The Weekly Echo 11/11

It's 11/11/11! Make a wish — especially if you happen to be reading this at 11:11 p.m. We love the way Gawker celebrated this Day of Many Ones by digging up the New York Times story from the last 11/11/11 — that would be 1911. Of course, that full date technically had us beat, with seven ones to today's six. But as we are among "those who delight in curious trifles," we admit we got a kick out of writing so many identical digits so close together. Such a date gets one wondering about the next 11/11/11 — you know, the future! There are always plenty of ideas about the future floating around, especially in the design and tech fields. Should those ideas feel familiar, or should they awe us with mind-blowing speculation about what the world could become? We enjoyed this rant about why one newly popular vision of the future just isn't visionary enough.
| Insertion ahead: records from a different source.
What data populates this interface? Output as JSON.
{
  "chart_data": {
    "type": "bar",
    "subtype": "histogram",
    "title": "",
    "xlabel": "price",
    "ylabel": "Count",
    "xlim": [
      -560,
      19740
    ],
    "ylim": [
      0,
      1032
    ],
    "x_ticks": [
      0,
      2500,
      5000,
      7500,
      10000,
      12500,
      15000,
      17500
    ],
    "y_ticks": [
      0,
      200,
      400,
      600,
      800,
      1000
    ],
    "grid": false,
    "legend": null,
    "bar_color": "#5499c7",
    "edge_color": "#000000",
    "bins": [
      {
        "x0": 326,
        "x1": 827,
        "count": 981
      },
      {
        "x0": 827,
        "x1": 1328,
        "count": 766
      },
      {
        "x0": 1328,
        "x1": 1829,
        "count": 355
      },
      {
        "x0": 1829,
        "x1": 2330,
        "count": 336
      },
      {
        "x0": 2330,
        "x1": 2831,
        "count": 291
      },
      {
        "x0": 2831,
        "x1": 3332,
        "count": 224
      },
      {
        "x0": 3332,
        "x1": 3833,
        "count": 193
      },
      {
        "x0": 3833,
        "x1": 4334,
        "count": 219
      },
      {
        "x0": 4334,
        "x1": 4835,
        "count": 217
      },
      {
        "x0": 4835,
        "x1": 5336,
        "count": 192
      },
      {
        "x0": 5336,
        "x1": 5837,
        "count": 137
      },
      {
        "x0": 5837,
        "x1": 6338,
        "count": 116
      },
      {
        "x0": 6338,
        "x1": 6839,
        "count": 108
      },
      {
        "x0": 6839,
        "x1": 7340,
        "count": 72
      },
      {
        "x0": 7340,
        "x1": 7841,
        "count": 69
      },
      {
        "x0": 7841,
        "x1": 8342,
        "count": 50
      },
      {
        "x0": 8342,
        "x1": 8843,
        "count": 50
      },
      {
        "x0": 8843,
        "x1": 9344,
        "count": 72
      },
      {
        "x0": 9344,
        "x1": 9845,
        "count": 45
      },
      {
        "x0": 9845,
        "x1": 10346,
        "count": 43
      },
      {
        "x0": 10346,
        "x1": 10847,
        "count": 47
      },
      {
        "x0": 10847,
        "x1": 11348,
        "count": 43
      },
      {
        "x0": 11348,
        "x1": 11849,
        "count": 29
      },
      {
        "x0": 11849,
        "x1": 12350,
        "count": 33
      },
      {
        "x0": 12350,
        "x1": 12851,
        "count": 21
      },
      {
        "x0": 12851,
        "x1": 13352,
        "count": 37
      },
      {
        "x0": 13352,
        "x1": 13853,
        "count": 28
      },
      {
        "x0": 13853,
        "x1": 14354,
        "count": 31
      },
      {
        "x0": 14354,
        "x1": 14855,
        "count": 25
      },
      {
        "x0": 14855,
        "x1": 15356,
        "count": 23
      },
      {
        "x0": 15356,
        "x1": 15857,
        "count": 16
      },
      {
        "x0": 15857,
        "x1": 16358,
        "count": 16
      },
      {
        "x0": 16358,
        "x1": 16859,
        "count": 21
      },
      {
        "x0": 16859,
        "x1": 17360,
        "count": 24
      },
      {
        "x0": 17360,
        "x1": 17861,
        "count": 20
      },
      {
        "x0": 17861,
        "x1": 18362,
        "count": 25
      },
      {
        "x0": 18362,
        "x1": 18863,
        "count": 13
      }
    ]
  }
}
If you've paid attention to any social media projects in the past few years — and you're reading a blog, so we're guessing you have — you've probably stumbled across the notion of the "social graph," the idea of representing your relationships in a convenient, machine-readable form. But what if this mythical "social graph" turns out to be neither social nor a graph? We loved the subtitle on this article: "Your phone can get you to the museum, but it can't guide you to the T-Rex." Why is indoor navigation so hard? Speaking of indoor navigation, do you ever walk into another room, only to immediately forget why you were going there in the first place? A new study suggests that doors act as event boundaries, wiping our memory clean when we walk between rooms. We wondered: Does the same thing happen when switching application windows or even browser tabs? And finally: Never send your colleagues an embarrassingly outdated YouTube video again! A new tool called Is It Old? aims to help you prevent the public shame that could result from telling everyone about this hilarious "double rainbow" dude you just discovered. And no, according to the tool, Is It Old? can never be too old to share. Whew.